Le collégien « se vante » et relaie la proposition, ne se « sentant pas de le faire tout seul ». Quatre autres le rejoignent, d’après des témoignages cités dans l’ordonnance des juges d’instruction consultée par l’AFP.

Certains font des allers-retours entre le collège et la « cachette » d’Anzorov, surveillent, ou se filment avec des billets.

L’assaillant demande à l’un d’eux de téléphoner à l’adolescente à l’origine de l’affaire. Elle réitère son mensonge, sans savoir qu’il écoutait, assurera-t-elle.

Lors d’auditions où ils se sont effondrés en larmes, les collégiens ont juré avoir imaginé que le professeur se ferait tout au plus « afficher sur les réseaux », peut-être « humilier », « taper »… mais que « jamais » que ça irait « jusqu’à la mort ».

A la sortie des classes, Samuel Paty est désigné par les adolescents: « Il est là ».

Des manifestants tiennent une pancarte indiquant « J’enseigne donc je suis » et un portrait du professeur d’histoire Samuel Paty alors qu’ils se rassemblent place de la République à Paris, le 18 octobre 2020, deux jours après avoir été décapité par un agresseur abattu par les policiers. (Crédit : Bertrand GUAY / AFP)

Il sera assassiné peu avant 17H00.

L’ex-compagne de Samuel Paty « fera parvenir une lettre à la présidente » mais n’assistera pas à l’audience, a indiqué Me Francis Szpiner, qui la défend ainsi que leur fils.
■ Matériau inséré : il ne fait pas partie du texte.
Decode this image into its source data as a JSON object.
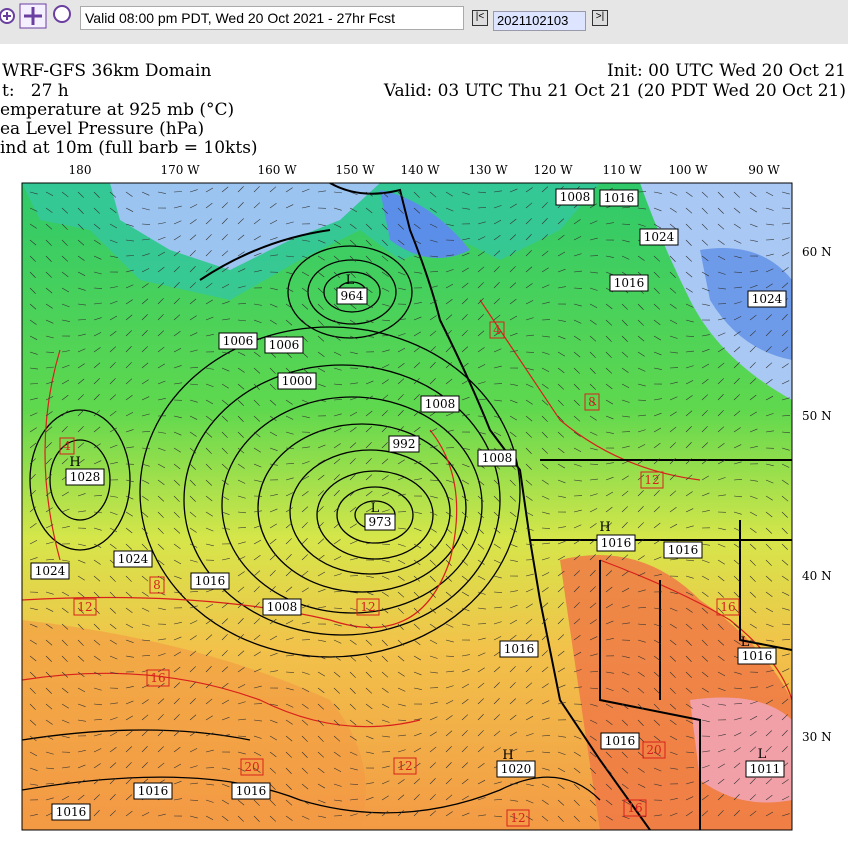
{
  "toolbar": {
    "valid_text": "Valid 08:00 pm PDT, Wed 20 Oct 2021 - 27hr Fcst",
    "run_id": "2021102103"
  },
  "header": {
    "domain": "WRF-GFS 36km Domain",
    "init": "Init: 00 UTC Wed 20 Oct 21",
    "forecast_hour": "t:   27 h",
    "valid": "Valid: 03 UTC Thu 21 Oct 21 (20 PDT Wed 20 Oct 21)",
    "fields": [
      "emperature at 925 mb (°C)",
      "ea Level Pressure (hPa)",
      "ind at 10m (full barb = 10kts)"
    ]
  },
  "map": {
    "lon_labels": [
      "180",
      "170 W",
      "160 W",
      "150 W",
      "140 W",
      "130 W",
      "120 W",
      "110 W",
      "100 W",
      "90 W"
    ],
    "lat_labels": [
      "60 N",
      "50 N",
      "40 N",
      "30 N"
    ],
    "pressure_labels": [
      "964",
      "1006",
      "1006",
      "1000",
      "1008",
      "992",
      "1008",
      "1028",
      "973",
      "1024",
      "1024",
      "1016",
      "1008",
      "1016",
      "1016",
      "1016",
      "1016",
      "1016",
      "1020",
      "1016",
      "1016",
      "1016",
      "1016",
      "1024",
      "1024",
      "1016",
      "1008",
      "1011"
    ],
    "centers": [
      "H",
      "H",
      "H",
      "L",
      "L",
      "L",
      "L"
    ],
    "temperature_labels": [
      "4",
      "12",
      "8",
      "16",
      "20",
      "12",
      "12",
      "16",
      "12",
      "4",
      "8",
      "12",
      "16",
      "20"
    ]
  }
}
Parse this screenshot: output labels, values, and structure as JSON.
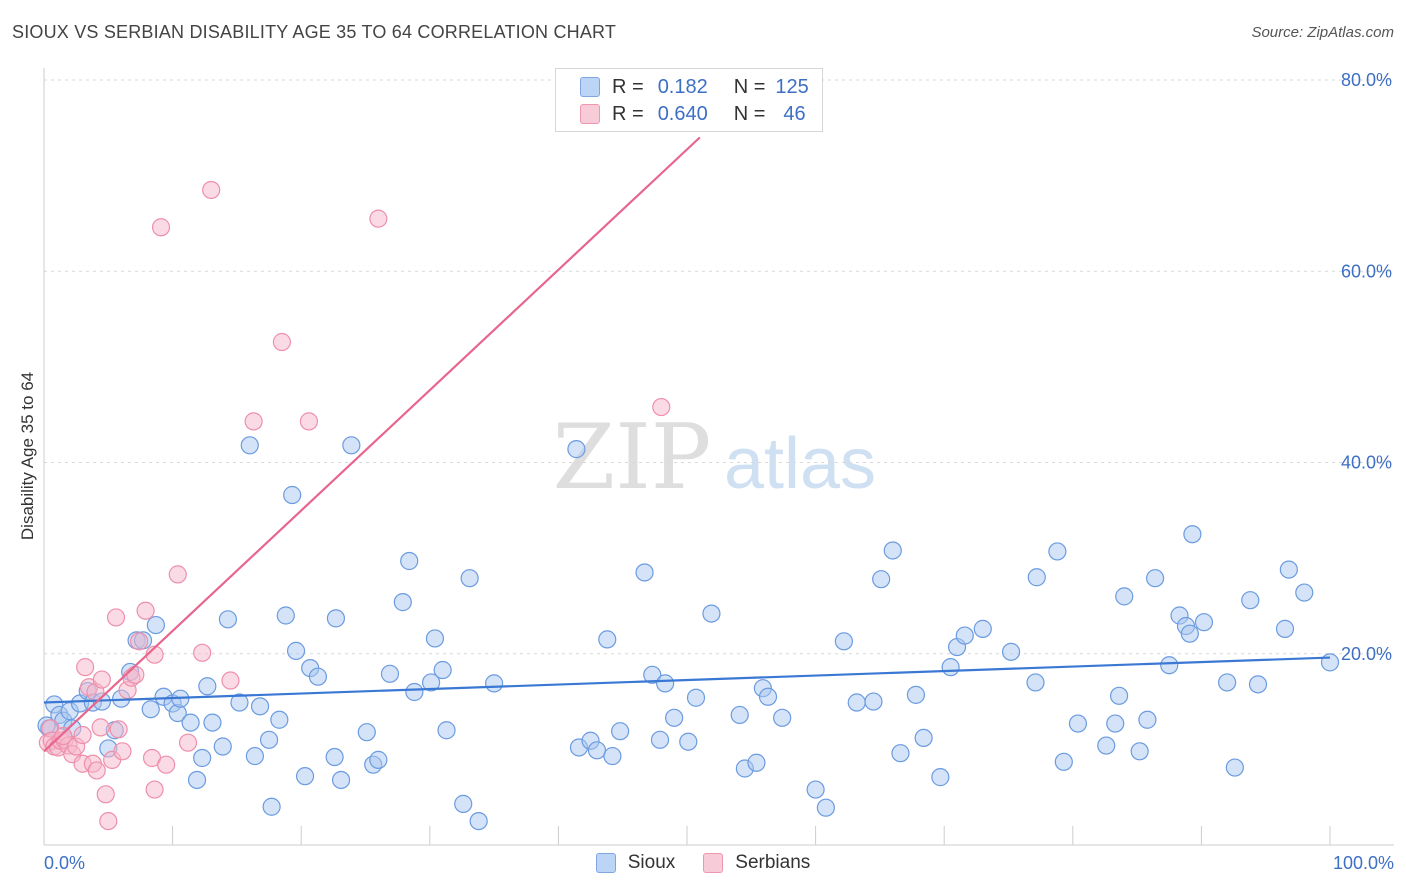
{
  "header": {
    "title": "SIOUX VS SERBIAN DISABILITY AGE 35 TO 64 CORRELATION CHART",
    "source": "Source: ZipAtlas.com"
  },
  "stats": {
    "blue": {
      "r_label": "R =",
      "r_value": "0.182",
      "n_label": "N =",
      "n_value": "125"
    },
    "pink": {
      "r_label": "R =",
      "r_value": "0.640",
      "n_label": "N =",
      "n_value": "46"
    }
  },
  "watermark": {
    "zip": "ZIP",
    "atlas": "atlas"
  },
  "colors": {
    "blue": "#3a78d4",
    "blue_fill": "#a9c8f0",
    "pink": "#e8658d",
    "pink_fill": "#f6b8cb",
    "axis_text": "#3d6fc4"
  },
  "chart_data": {
    "type": "scatter",
    "title": "SIOUX VS SERBIAN DISABILITY AGE 35 TO 64 CORRELATION CHART",
    "ylabel": "Disability Age 35 to 64",
    "xlabel": "",
    "xlim": [
      0,
      100
    ],
    "ylim": [
      0,
      80
    ],
    "x_tick_labels": [
      "0.0%",
      "100.0%"
    ],
    "y_ticks": [
      20,
      40,
      60,
      80
    ],
    "y_tick_labels": [
      "20.0%",
      "40.0%",
      "60.0%",
      "80.0%"
    ],
    "grid": true,
    "legend_position": "bottom-center",
    "series": [
      {
        "name": "Sioux",
        "color": "#3a78d4",
        "trend": {
          "x": [
            0,
            100
          ],
          "y": [
            14.9,
            19.6
          ]
        },
        "points": [
          [
            0.8,
            14.7
          ],
          [
            1.2,
            13.6
          ],
          [
            1.5,
            13.0
          ],
          [
            2.0,
            14.0
          ],
          [
            2.2,
            12.2
          ],
          [
            2.8,
            14.8
          ],
          [
            3.4,
            16.1
          ],
          [
            3.8,
            14.9
          ],
          [
            4.5,
            15.0
          ],
          [
            5.0,
            10.1
          ],
          [
            5.5,
            12.0
          ],
          [
            6.0,
            15.3
          ],
          [
            6.7,
            18.1
          ],
          [
            7.2,
            21.4
          ],
          [
            7.7,
            21.4
          ],
          [
            8.3,
            14.2
          ],
          [
            8.7,
            23.0
          ],
          [
            9.3,
            15.5
          ],
          [
            10.0,
            14.8
          ],
          [
            10.4,
            13.8
          ],
          [
            10.6,
            15.3
          ],
          [
            11.4,
            12.8
          ],
          [
            11.9,
            6.8
          ],
          [
            12.3,
            9.1
          ],
          [
            12.7,
            16.6
          ],
          [
            13.1,
            12.8
          ],
          [
            13.9,
            10.3
          ],
          [
            14.3,
            23.6
          ],
          [
            15.2,
            14.9
          ],
          [
            16.4,
            9.3
          ],
          [
            16.0,
            41.8
          ],
          [
            16.8,
            14.5
          ],
          [
            17.5,
            11.0
          ],
          [
            17.7,
            4.0
          ],
          [
            18.3,
            13.1
          ],
          [
            18.8,
            24.0
          ],
          [
            19.3,
            36.6
          ],
          [
            19.6,
            20.3
          ],
          [
            20.3,
            7.2
          ],
          [
            20.7,
            18.5
          ],
          [
            21.3,
            17.6
          ],
          [
            22.6,
            9.2
          ],
          [
            22.7,
            23.7
          ],
          [
            23.1,
            6.8
          ],
          [
            23.9,
            41.8
          ],
          [
            25.1,
            11.8
          ],
          [
            25.6,
            8.4
          ],
          [
            26.0,
            8.9
          ],
          [
            26.9,
            17.9
          ],
          [
            27.9,
            25.4
          ],
          [
            28.4,
            29.7
          ],
          [
            28.8,
            16.0
          ],
          [
            30.1,
            17.0
          ],
          [
            30.4,
            21.6
          ],
          [
            31.0,
            18.3
          ],
          [
            31.3,
            12.0
          ],
          [
            32.6,
            4.3
          ],
          [
            33.1,
            27.9
          ],
          [
            33.8,
            2.5
          ],
          [
            35.0,
            16.9
          ],
          [
            41.4,
            41.4
          ],
          [
            41.6,
            10.2
          ],
          [
            42.5,
            10.9
          ],
          [
            43.0,
            9.9
          ],
          [
            43.8,
            21.5
          ],
          [
            44.2,
            9.3
          ],
          [
            44.8,
            11.9
          ],
          [
            46.7,
            28.5
          ],
          [
            47.3,
            17.8
          ],
          [
            47.9,
            11.0
          ],
          [
            48.3,
            16.9
          ],
          [
            49.0,
            13.3
          ],
          [
            50.1,
            10.8
          ],
          [
            50.7,
            15.4
          ],
          [
            51.9,
            24.2
          ],
          [
            54.1,
            13.6
          ],
          [
            54.5,
            8.0
          ],
          [
            55.4,
            8.6
          ],
          [
            55.9,
            16.4
          ],
          [
            56.3,
            15.5
          ],
          [
            57.4,
            13.3
          ],
          [
            60.0,
            5.8
          ],
          [
            60.8,
            3.9
          ],
          [
            62.2,
            21.3
          ],
          [
            63.2,
            14.9
          ],
          [
            64.5,
            15.0
          ],
          [
            65.1,
            27.8
          ],
          [
            66.0,
            30.8
          ],
          [
            66.6,
            9.6
          ],
          [
            67.8,
            15.7
          ],
          [
            68.4,
            11.2
          ],
          [
            69.7,
            7.1
          ],
          [
            70.5,
            18.6
          ],
          [
            71.0,
            20.7
          ],
          [
            71.6,
            21.9
          ],
          [
            73.0,
            22.6
          ],
          [
            75.2,
            20.2
          ],
          [
            77.1,
            17.0
          ],
          [
            77.2,
            28.0
          ],
          [
            78.8,
            30.7
          ],
          [
            79.3,
            8.7
          ],
          [
            80.4,
            12.7
          ],
          [
            82.6,
            10.4
          ],
          [
            83.3,
            12.7
          ],
          [
            83.6,
            15.6
          ],
          [
            84.0,
            26.0
          ],
          [
            85.2,
            9.8
          ],
          [
            85.8,
            13.1
          ],
          [
            86.4,
            27.9
          ],
          [
            87.5,
            18.8
          ],
          [
            88.3,
            24.0
          ],
          [
            88.8,
            22.9
          ],
          [
            89.1,
            22.1
          ],
          [
            89.3,
            32.5
          ],
          [
            90.2,
            23.3
          ],
          [
            92.0,
            17.0
          ],
          [
            92.6,
            8.1
          ],
          [
            93.8,
            25.6
          ],
          [
            94.4,
            16.8
          ],
          [
            96.5,
            22.6
          ],
          [
            96.8,
            28.8
          ],
          [
            98.0,
            26.4
          ],
          [
            100.0,
            19.1
          ],
          [
            0.4,
            12.2
          ],
          [
            0.2,
            12.5
          ]
        ]
      },
      {
        "name": "Serbians",
        "color": "#e8658d",
        "trend": {
          "x": [
            0,
            51.0
          ],
          "y": [
            9.8,
            74.0
          ]
        },
        "points": [
          [
            0.3,
            10.7
          ],
          [
            0.5,
            12.2
          ],
          [
            0.6,
            10.9
          ],
          [
            0.8,
            10.3
          ],
          [
            1.1,
            10.2
          ],
          [
            1.3,
            10.9
          ],
          [
            1.6,
            11.0
          ],
          [
            1.9,
            10.4
          ],
          [
            2.2,
            9.5
          ],
          [
            2.5,
            10.3
          ],
          [
            3.0,
            8.5
          ],
          [
            3.2,
            18.6
          ],
          [
            3.5,
            16.5
          ],
          [
            3.8,
            8.5
          ],
          [
            4.0,
            16.0
          ],
          [
            4.1,
            7.8
          ],
          [
            4.4,
            12.3
          ],
          [
            4.5,
            17.3
          ],
          [
            4.8,
            5.3
          ],
          [
            5.0,
            2.5
          ],
          [
            5.3,
            8.9
          ],
          [
            5.6,
            23.8
          ],
          [
            5.8,
            12.1
          ],
          [
            6.1,
            9.8
          ],
          [
            6.5,
            16.2
          ],
          [
            6.8,
            17.5
          ],
          [
            7.1,
            17.8
          ],
          [
            7.4,
            21.3
          ],
          [
            7.9,
            24.5
          ],
          [
            8.4,
            9.1
          ],
          [
            8.6,
            19.9
          ],
          [
            8.6,
            5.8
          ],
          [
            9.1,
            64.6
          ],
          [
            9.5,
            8.4
          ],
          [
            10.4,
            28.3
          ],
          [
            11.2,
            10.7
          ],
          [
            12.3,
            20.1
          ],
          [
            13.0,
            68.5
          ],
          [
            14.5,
            17.2
          ],
          [
            16.3,
            44.3
          ],
          [
            18.5,
            52.6
          ],
          [
            20.6,
            44.3
          ],
          [
            26.0,
            65.5
          ],
          [
            48.0,
            45.8
          ],
          [
            3.0,
            11.5
          ],
          [
            1.5,
            11.4
          ]
        ]
      }
    ]
  }
}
Les adolescents sont aujourd’hui lycéens. Ils encourent deux ans et demi d’emprisonnement. « C’est compliqué », résume Me Dylan Slama, avocat de l’un d’eux. « Toute sa vie il restera ce gamin impliqué dans cette affaire ».

Une dizaine d’enseignants collègues de Samuel Paty comptent se constituer parties civiles à l’ouverture du procès, en « soutien » de la famille, selon leur avocat Me Antoine Casubolo-Ferro.

Une « démarche tardive » que « ne comprend pas du tout » Mickaëlle Paty, une autre sœur du professeur, qui estime que « leur soutien envers leur collègue fut loin d’être évident », selon son avocat, Me Louis Cailliez.

Le procès est prévu jusqu’au 8 décembre.